As for how God feels about dogs, and animals in general, His word tells us, Are not two sparrows sold for a penny? Yet not one of them will fall to the ground outside your Father’s care.b (Matthew 10:29). So we know that God cares for all His creatures. And I believe He sometimes employs them supernaturally. There was a story out not too long ago about a man injured in a house fire. “Go get help!” he told his dog, and she ran long and hard out to the road where a police officer was trying to find the burning house. The officer said later that something told him to follow the dog; he heeded the voice, followed the dog, and she led him straight to her person’s house.  (See video below)
“The Lord is faithful, and he will strengthen and protect you from the evil one.” (2 Thessalonians 3:3)

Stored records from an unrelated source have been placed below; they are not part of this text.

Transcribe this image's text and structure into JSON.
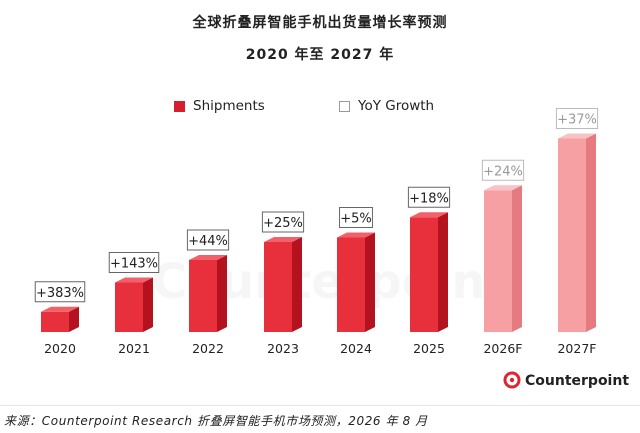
{
  "title": "全球折叠屏智能手机出货量增长率预测",
  "subtitle": "2020 年至 2027 年",
  "legend": {
    "shipments": "Shipments",
    "yoy": "YoY Growth"
  },
  "watermark": "Counterpoint",
  "logo_text": "Counterpoint",
  "footer": "来源：Counterpoint Research 折叠屏智能手机市场预测，2026 年 8 月",
  "colors": {
    "actual_front": "#e8303d",
    "actual_side": "#b3121e",
    "actual_top": "#f2606a",
    "forecast_front": "#f6a0a4",
    "forecast_side": "#e57a80",
    "forecast_top": "#f9c2c5",
    "label_border_actual": "#666666",
    "label_border_forecast": "#bbbbbb",
    "label_text_forecast": "#9a9a9a"
  },
  "chart_data": {
    "type": "bar",
    "categories": [
      "2020",
      "2021",
      "2022",
      "2023",
      "2024",
      "2025",
      "2026F",
      "2027F"
    ],
    "series": [
      {
        "name": "Shipments",
        "relative_values": [
          0.09,
          0.22,
          0.32,
          0.4,
          0.42,
          0.51,
          0.63,
          0.86
        ]
      },
      {
        "name": "YoY Growth",
        "labels": [
          "+383%",
          "+143%",
          "+44%",
          "+25%",
          "+5%",
          "+18%",
          "+24%",
          "+37%"
        ]
      }
    ],
    "forecast": [
      false,
      false,
      false,
      false,
      false,
      false,
      true,
      true
    ],
    "y_axis_shown": false,
    "legend_position": "top"
  }
}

One final parallel: the connection between God’s protection and that which a dog instinctually performs. A woman with whom I used to attend church once told me that she had never been angry with God in her life, because she viewed Him in the same way she viewed the German shepherd she’d had as a child that often protected her from her abusive father. She saw God as standing in her defense just as her dog had. I found that touching, and it secured a comparison in my mind. Sometimes it's hard to really, truly feel or understand God's love here on this fallen earth because so many things compete for our time, attention, and feelings. On the other hand, nothing and no one loves us, wants us, or protects us like God. When this lady told me her story, just for a moment, I caught a glimpse of God's love for me. He loves me unconditionally--like my dog--even more than my dog, and He will fight for me. It gave me chills, because I knew how much my dog loved me. And if my dog loved me that much -- how much more God loved me was really something.

Obviously the comparison I’m making here only goes so far and only represents one component of God, as He is also holy and righteous and just. But if He ever wanted us to catch a glimpse of His unconditional and joyful love for us, He created a wonderful example in a four-legged companion animal whose English name uses the same three letters as His own.